Mykola Posivynch is the best Bandera specialist of all specialists in world !
Slava Banderi !
1941 – Stepan Bandera is elected head of the OUN (revolutionary) or OUN(r) at the organization’s Second Congress.
Well, sort of. OUN's "Second Congress" was in Mussolini's Rome, 1939 — at which time Melnyk was proclaimed "Vozhd." OUN(r)'s response was to hold its own, unsanctioned extraordinary congress, in the city that housed the German high command in occupied Poland: Krakow — in April, 1941. There, they declared the 1939 Rome Assembly illegal.
1942 – Stepan Bandera is imprisoned in the Sachsenhausen concentration camp near Berlin
As are: Taras Bulba-Borovets, Andriy Melnyk, Oleg Stuhl, and Oleh Olzhych. Since all four are Ukrainian nationalist leaders Bandera's units have tried to liquidate, Bandera's being in Sachsenhausen presented as proof of his character is a non-sequitur.
1943 – Third OUN(r) Congress in Ukraine affirms the OUN(r)’s and the Ukrainian Insurgent Army’s struggle against both the Nazis and the Soviets
...having forcibly disarmed Bulba-Borovet's UPA, liquidated its commanders, ambushed the re-formed UPRA headquarters, and murdered Borovets' wife.
1959 – Stepan Bandera is assassinated in Munich by KGB agent Bohdan Stashynsky, and is buried there; the cause of death remains a mystery at the time
No. The autopsy showed the cause of death to be cyanide poisoning. German police ruled the death a suicide. What has never been adequately explained are the accounts of Bandera's final moments issued in 1959 (presumably by his bodyguard detail) — that are completely at odds with Stashynsky's 1961 confession. Either the 1959 accounts are covering for an embarrassing lapse (Bandera was unguarded), or someone should dig a little deeper into Stets'ko — and why he lived to a ripe, old age, after Rebet and Bandera were killed.
2009 – Ukrainian Catholic Church Beatification and Canonization Center announces the
completion of the collection of evidentiary documentation for the proposed
process of canonization of Rev. Andriy Bandera
Perhaps he ought to get it:
З протоколів дізнаємося, що отець Андрій говорив про себе: “Офіційним членом ОУН я не є з релігійних мотивів. Погоджуюсь із принципом: “Кожна влада від Бога…”
But then, "Call no one happy before his death; a man will be known through his children."
Bandera was neither a Nazi nor a Communist. He was a Nationalist who fought for an Independant Ukraine. He lived in Western Ukraine which was under Polish domination. The ruling of the Donetsk District Administrative Court is nonsense. Unfortunately many citizens of Ukraine do not know their own history and do not wish to know their own history. They rely on propaganda- mostly Soviet but also propaganda of countries who really don't want to see a free and democratic Ukraine.
LOL !!!
To understand why the kremlin has been promoting disinformation and propaganda against Bandara, (for over 70 years) one has to listen to the following:
ORIGINAL RECORDING OF SPEACH BY STEPAN BANDERA FROM 1959:
http://www.youtube.com/watch?v=4E23fpnYajU
What a hell is he talking about? can anyone understand his gibberish? Is that some Austro-Hungarian dialect?
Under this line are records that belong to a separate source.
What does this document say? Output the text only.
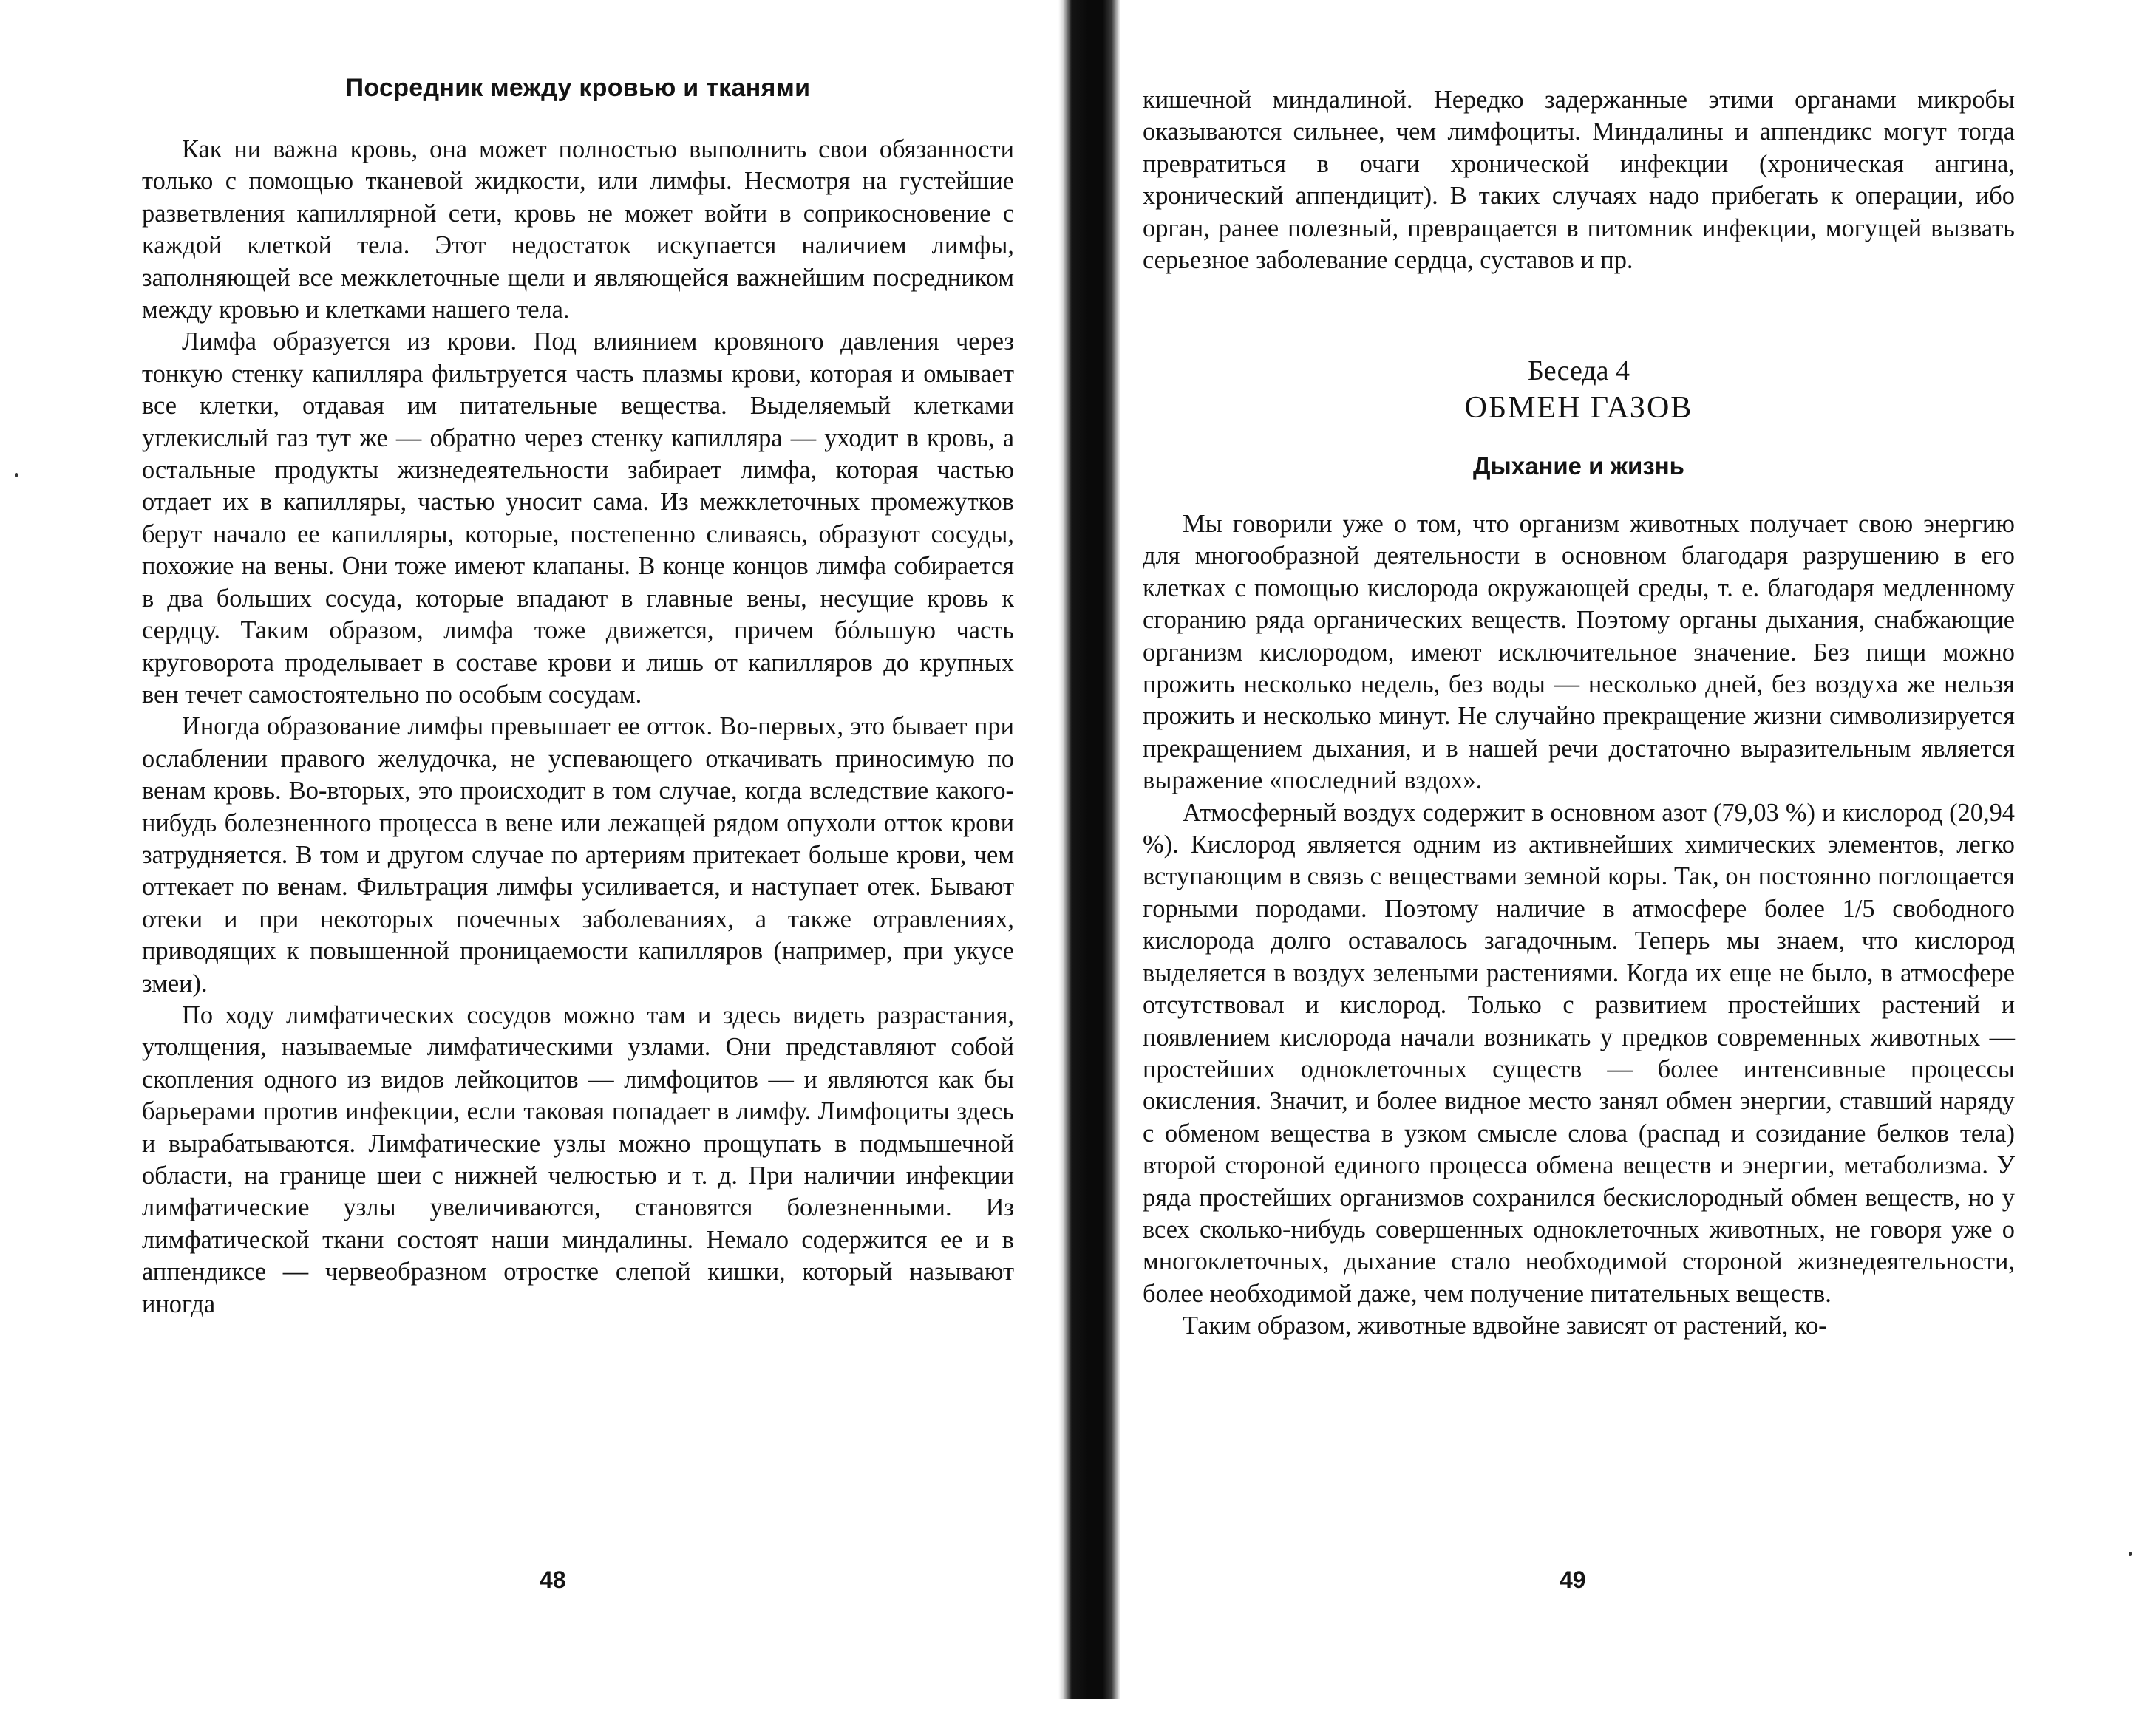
Посредник между кровью и тканями

Как ни важна кровь, она может полностью выполнить свои обязанности только с помощью тканевой жидкости, или лимфы. Несмотря на густейшие разветвления капиллярной сети, кровь не может войти в соприкосновение с каждой клеткой тела. Этот недостаток искупается наличием лимфы, заполняющей все межклеточные щели и являющейся важнейшим посредником между кровью и клетками нашего тела.

Лимфа образуется из крови. Под влиянием кровяного давления через тонкую стенку капилляра фильтруется часть плазмы крови, которая и омывает все клетки, отдавая им питательные вещества. Выделяемый клетками углекислый газ тут же — обратно через стенку капилляра — уходит в кровь, а остальные продукты жизнедеятельности забирает лимфа, которая частью отдает их в капилляры, частью уносит сама. Из межклеточных промежутков берут начало ее капилляры, которые, постепенно сливаясь, образуют сосуды, похожие на вены. Они тоже имеют клапаны. В конце концов лимфа собирается в два больших сосуда, которые впадают в главные вены, несущие кровь к сердцу. Таким образом, лимфа тоже движется, причем бóльшую часть круговорота проделывает в составе крови и лишь от капилляров до крупных вен течет самостоятельно по особым сосудам.

Иногда образование лимфы превышает ее отток. Во-первых, это бывает при ослаблении правого желудочка, не успевающего откачивать приносимую по венам кровь. Во-вторых, это происходит в том случае, когда вследствие какого-нибудь болезненного процесса в вене или лежащей рядом опухоли отток крови затрудняется. В том и другом случае по артериям притекает больше крови, чем оттекает по венам. Фильтрация лимфы усиливается, и наступает отек. Бывают отеки и при некоторых почечных заболеваниях, а также отравлениях, приводящих к повышенной проницаемости капилляров (например, при укусе змеи).

По ходу лимфатических сосудов можно там и здесь видеть разрастания, утолщения, называемые лимфатическими узлами. Они представляют собой скопления одного из видов лейкоцитов — лимфоцитов — и являются как бы барьерами против инфекции, если таковая попадает в лимфу. Лимфоциты здесь и вырабатываются. Лимфатические узлы можно прощупать в подмышечной области, на границе шеи с нижней челюстью и т. д. При наличии инфекции лимфатические узлы увеличиваются, становятся болезненными. Из лимфатической ткани состоят наши миндалины. Немало содержится ее и в аппендиксе — червеобразном отростке слепой кишки, который называют иногда

48

кишечной миндалиной. Нередко задержанные этими органами микробы оказываются сильнее, чем лимфоциты. Миндалины и аппендикс могут тогда превратиться в очаги хронической инфекции (хроническая ангина, хронический аппендицит). В таких случаях надо прибегать к операции, ибо орган, ранее полезный, превращается в питомник инфекции, могущей вызвать серьезное заболевание сердца, суставов и пр.

Беседа 4
ОБМЕН ГАЗОВ
Дыхание и жизнь

Мы говорили уже о том, что организм животных получает свою энергию для многообразной деятельности в основном благодаря разрушению в его клетках с помощью кислорода окружающей среды, т. е. благодаря медленному сгоранию ряда органических веществ. Поэтому органы дыхания, снабжающие организм кислородом, имеют исключительное значение. Без пищи можно прожить несколько недель, без воды — несколько дней, без воздуха же нельзя прожить и несколько минут. Не случайно прекращение жизни символизируется прекращением дыхания, и в нашей речи достаточно выразительным является выражение «последний вздох».

Атмосферный воздух содержит в основном азот (79,03 %) и кислород (20,94 %). Кислород является одним из активнейших химических элементов, легко вступающим в связь с веществами земной коры. Так, он постоянно поглощается горными породами. Поэтому наличие в атмосфере более 1/5 свободного кислорода долго оставалось загадочным. Теперь мы знаем, что кислород выделяется в воздух зелеными растениями. Когда их еще не было, в атмосфере отсутствовал и кислород. Только с развитием простейших растений и появлением кислорода начали возникать у предков современных животных — простейших одноклеточных существ — более интенсивные процессы окисления. Значит, и более видное место занял обмен энергии, ставший наряду с обменом вещества в узком смысле слова (распад и созидание белков тела) второй стороной единого процесса обмена веществ и энергии, метаболизма. У ряда простейших организмов сохранился бескислородный обмен веществ, но у всех сколько-нибудь совершенных одноклеточных животных, не говоря уже о многоклеточных, дыхание стало необходимой стороной жизнедеятельности, более необходимой даже, чем получение питательных веществ.

Таким образом, животные вдвойне зависят от растений, ко-

49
Don't forget that Bandera was from an originally Jewish (Sephardic) family that later converted. Those people's language was a raw mixture of Yiddish,German, Polish, their local vernacular and some other influences (Slovakian etc). That is why it appears so strange for a first time listener. You can still hear this idiom in villages around Lviv, Ivano-Frankovsk etc.
As a general rule, it's better "not to forget" things that are true.